What else shipped (2026-04-27 RUM)

  • Real-user Web Vitals capture. src/lib/web-vitals.ts observes TTFB / FCP / LCP / CLS / INP on every live page session and reports them to /api/vitals on tab hide or pagehide. Anonymous by design: no user id, no PII, IP truncated to /24 before logging. Paired with the staging-smoke tier 1.5 synthetic budget, this closes the distribution-tail gap — a regression that only shows up on cold Vercel lambdas or low-end devices now surfaces as a p95 drift in the log stream, not a silent slowdown.
  • The three-layer budget gate. Budgets are now enforced at three depths: tests/nfr/ (localhost webServer cold ceiling), tests/staging-smoke/tier1-5-paint-budget (canary-workspace warm ceiling on staging.trydock.ai), and /api/vitals (real-user p95 distribution on prod). A synthetic-only claim misses distribution-tail regressions; this closes that gap without shipping a third-party RUM blob.

What’s next

  • Suspense-streamed members + rows. The next refinement: move the members + rows loaders behind a Suspense boundary so the workspace header + chrome paint as soon as the workspace lookup resolves (~40ms), and the data panels stream in a beat later (~150-200ms). Deferred until we have enough RUM data (a week+ on prod) to confirm the split is worth the added Suspense boundary complexity.
  • RUM p95 dashboard. The rum.web_vitals log event is structured for aggregation — once log drain wiring is in place, a single query across route + day gives the p50/p75/p95 numbers per surface. Internal dashboard to follow.

What we’re honest about

The gaps. Flagging them here so we don’t pretend otherwise.
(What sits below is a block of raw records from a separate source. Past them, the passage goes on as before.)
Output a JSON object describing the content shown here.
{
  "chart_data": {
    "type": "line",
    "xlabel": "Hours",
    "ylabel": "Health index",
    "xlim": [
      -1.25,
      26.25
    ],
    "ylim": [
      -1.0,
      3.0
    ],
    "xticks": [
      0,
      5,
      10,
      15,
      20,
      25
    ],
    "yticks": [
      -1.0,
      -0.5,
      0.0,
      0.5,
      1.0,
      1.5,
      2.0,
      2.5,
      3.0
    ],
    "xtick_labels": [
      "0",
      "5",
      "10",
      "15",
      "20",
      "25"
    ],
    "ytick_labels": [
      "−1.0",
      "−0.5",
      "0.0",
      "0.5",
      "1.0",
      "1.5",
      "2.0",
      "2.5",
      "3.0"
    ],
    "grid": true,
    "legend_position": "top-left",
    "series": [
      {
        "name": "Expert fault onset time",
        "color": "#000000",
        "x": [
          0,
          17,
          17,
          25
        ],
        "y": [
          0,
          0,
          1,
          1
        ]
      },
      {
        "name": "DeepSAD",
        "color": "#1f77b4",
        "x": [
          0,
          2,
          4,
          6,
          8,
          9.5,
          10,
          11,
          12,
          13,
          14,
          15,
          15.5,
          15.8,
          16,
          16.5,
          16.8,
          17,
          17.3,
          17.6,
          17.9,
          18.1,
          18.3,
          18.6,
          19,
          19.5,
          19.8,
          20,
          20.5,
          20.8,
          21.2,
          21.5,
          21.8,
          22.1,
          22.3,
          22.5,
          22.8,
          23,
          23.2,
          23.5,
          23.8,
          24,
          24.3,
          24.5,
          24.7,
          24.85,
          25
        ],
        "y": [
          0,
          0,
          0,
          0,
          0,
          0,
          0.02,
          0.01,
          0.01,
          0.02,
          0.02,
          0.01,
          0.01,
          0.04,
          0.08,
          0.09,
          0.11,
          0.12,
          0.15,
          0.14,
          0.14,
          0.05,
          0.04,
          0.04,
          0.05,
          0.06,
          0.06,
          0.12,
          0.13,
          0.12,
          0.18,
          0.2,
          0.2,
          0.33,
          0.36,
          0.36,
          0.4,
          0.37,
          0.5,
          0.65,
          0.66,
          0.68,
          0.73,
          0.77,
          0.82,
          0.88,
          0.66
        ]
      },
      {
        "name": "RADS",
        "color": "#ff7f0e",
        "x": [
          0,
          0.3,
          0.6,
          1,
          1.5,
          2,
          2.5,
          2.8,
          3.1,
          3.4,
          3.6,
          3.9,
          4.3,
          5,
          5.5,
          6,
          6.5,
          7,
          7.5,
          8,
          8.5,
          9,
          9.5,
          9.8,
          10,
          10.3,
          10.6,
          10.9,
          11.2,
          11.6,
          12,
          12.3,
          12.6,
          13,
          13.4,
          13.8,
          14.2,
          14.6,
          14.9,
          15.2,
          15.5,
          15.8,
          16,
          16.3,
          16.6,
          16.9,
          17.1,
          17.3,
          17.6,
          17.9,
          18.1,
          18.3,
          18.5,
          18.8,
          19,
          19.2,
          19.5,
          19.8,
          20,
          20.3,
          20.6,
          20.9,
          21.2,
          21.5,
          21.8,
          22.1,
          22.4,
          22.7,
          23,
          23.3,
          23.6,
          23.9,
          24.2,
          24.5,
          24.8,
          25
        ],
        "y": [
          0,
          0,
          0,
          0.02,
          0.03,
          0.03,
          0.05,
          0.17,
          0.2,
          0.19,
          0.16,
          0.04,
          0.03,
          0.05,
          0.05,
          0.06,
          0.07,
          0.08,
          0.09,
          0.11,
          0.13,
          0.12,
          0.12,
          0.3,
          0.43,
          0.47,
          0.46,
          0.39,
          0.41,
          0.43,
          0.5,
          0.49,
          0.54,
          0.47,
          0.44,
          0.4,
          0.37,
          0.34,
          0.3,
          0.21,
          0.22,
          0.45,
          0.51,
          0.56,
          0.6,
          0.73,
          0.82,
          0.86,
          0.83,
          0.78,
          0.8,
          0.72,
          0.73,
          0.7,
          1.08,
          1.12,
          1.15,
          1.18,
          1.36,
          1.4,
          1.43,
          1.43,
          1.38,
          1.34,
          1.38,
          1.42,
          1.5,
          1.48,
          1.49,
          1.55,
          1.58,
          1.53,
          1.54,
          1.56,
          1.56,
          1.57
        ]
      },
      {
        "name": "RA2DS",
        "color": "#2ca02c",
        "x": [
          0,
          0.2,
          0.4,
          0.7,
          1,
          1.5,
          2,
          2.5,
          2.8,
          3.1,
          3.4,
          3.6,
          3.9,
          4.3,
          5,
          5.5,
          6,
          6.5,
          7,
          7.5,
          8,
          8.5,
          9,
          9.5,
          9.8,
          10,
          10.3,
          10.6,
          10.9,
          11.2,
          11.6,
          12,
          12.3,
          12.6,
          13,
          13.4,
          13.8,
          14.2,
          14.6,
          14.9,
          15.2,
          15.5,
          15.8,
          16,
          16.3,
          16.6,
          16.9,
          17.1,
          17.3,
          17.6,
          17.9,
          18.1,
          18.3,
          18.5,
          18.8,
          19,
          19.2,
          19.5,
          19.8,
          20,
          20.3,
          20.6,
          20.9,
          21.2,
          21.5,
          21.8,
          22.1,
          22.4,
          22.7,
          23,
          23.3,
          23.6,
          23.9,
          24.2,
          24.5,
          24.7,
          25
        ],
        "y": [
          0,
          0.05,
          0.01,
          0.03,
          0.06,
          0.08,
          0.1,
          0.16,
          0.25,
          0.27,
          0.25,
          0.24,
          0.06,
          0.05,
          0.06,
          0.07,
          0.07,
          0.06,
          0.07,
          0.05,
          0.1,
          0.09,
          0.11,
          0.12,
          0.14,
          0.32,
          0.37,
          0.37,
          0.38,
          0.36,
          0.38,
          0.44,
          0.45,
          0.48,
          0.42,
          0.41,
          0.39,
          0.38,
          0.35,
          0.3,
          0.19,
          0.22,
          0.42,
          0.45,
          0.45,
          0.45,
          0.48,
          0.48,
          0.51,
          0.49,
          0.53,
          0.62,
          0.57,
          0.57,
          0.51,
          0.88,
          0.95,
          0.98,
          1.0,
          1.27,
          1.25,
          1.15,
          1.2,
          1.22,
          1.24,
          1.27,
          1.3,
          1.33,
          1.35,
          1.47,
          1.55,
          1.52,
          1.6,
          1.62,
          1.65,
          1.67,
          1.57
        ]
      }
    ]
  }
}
  • Cold first visit: down from 1-2s to ~400-800ms to first interaction after the RSC migration. Most of the remaining budget is us-east-1 Neon cold-start (~500ms p95 lambda warm-up) and Vercel lambda init — infrastructure-side, not code-side.
  • Very long rows: tables with 1000+ rows where individual rows are very tall (e.g. multi-paragraph longtext cells) can still produce scroll friction because the virtualizer measures each row lazily. Mitigation: estimate-size + auto-measurement converges within a few scroll events. Row virtualization itself (see phase 3 above) keeps the DOM node count flat past 100 rows.
  • Offline: none. Refresh loses unsaved keystrokes during a disconnected session.
  • CRDT doc merge: last-write-wins for now. Two writers in the same paragraph in the same tick: later save overwrites.
  • Multi-region: Neon us-east-1. Cross- Atlantic users eat the round-trip.